When a NY School Has a Duty to Report Abuse
In the last few years, I have been asked several times - both by parents as well as educators - when a school's duty to report suspected abuse of children is triggered under New York law. Indeed, in its comments describing the purpose behind the Social Services Law, New York's legislature recognized the manifest need for greater protection of children, and stated as follows:
"Abused and maltreated children in this state are in urgent need of an effective child protective service to prevent them from suffering further injury and impairment. It is the purpose of this title to encourage more complete reporting of suspected child abuse and maltreatment and to establish in each county of the state a child protective service capable of investigating such reports swiftly and competently and capable of providing protection for the child or children from further abuse or maltreatment and rehabilitative services for the child or children and parents involved" (Social Services Law §411).
Therefore, in terms of a school's obligation to report suspected abuse, New York's legislature fortunately reduced these obligations to writing, in the form of Social Services Law §413(1)(a), which, in general terms, requires a "school official, which includes but is not limited to…[a] school nurse, "to report or cause a report to be made in accordance with this title when they have reasonable cause to suspect that a child coming before them in their professional or official capacity is an abused or maltreated child."

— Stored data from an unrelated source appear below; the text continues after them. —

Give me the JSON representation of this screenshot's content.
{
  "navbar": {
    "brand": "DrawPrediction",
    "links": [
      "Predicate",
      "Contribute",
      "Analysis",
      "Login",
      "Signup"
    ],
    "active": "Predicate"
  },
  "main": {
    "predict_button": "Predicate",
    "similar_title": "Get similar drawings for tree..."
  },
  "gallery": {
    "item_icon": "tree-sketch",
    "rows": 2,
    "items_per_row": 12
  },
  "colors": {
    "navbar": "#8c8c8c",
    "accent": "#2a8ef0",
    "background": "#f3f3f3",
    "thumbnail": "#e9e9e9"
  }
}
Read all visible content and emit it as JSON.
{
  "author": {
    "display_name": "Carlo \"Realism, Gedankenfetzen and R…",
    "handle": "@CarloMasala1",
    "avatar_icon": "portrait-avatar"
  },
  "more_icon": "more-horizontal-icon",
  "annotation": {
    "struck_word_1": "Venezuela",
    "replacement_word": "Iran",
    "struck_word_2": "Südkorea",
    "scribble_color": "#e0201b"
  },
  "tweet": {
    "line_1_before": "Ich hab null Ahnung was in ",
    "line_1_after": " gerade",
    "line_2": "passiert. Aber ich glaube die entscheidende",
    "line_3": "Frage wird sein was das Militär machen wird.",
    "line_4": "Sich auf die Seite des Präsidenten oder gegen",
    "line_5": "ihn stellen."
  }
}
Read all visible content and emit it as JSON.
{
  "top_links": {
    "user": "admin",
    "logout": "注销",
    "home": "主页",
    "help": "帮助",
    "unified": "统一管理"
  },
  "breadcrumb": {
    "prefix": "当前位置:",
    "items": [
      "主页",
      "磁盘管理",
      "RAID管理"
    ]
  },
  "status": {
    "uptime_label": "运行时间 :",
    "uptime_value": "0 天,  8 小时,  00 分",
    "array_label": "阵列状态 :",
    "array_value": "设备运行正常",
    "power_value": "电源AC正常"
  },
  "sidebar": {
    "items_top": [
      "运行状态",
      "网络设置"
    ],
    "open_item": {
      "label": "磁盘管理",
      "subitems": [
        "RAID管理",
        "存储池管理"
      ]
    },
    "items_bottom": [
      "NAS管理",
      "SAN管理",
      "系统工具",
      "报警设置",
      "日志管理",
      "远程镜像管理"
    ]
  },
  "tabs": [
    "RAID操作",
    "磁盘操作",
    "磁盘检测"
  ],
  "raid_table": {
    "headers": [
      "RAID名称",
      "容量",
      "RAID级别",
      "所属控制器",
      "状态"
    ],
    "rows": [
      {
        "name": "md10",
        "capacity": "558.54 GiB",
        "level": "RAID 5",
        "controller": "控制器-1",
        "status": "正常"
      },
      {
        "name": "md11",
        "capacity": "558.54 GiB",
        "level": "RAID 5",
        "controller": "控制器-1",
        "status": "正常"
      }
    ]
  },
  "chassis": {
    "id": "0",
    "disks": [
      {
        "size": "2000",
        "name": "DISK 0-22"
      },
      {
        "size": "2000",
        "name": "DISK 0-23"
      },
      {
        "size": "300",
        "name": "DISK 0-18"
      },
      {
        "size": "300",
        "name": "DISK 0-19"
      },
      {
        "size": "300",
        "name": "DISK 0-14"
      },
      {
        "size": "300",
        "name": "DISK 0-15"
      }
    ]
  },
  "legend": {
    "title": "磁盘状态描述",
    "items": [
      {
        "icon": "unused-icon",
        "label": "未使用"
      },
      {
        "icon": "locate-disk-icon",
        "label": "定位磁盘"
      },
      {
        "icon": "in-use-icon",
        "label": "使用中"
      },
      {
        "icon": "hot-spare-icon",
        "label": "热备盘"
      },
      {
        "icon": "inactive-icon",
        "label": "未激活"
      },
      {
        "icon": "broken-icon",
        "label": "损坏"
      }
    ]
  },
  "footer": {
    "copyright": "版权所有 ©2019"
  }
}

Anticipating a school employee's reluctance to report the abuse out of fear of retaliation, the latter part of the statute, Social Services Law §413(1)(c), provides as follows:
"A…school…shall not take any retaliatory personnel action, as such term is defined in paragraph (e) of subdivision one of section seven hundred forty of the labor law, against an employee because such employee believes that he or she has reasonable cause to suspect that a child is an abused or maltreated child and that employee therefore makes a report in accordance with this title."
In addition, Social Services Law §419 provides immunity to those people or entities who report or provide services based upon a report of child abuse or maltreatment. "Immunity attaches where there is reasonable cause to suspect that the child might have been abused, and where the reporting party has acted in good faith" (see Goldberg v. Edson, 41 AD3d 428, 428 ).
And, finally, Social Services Law §420, expressly allows a private cause of action for money damages upon the failure of any person, official or institution required by §413 to report a case of suspected child abuse or maltreatment (see §420[b]).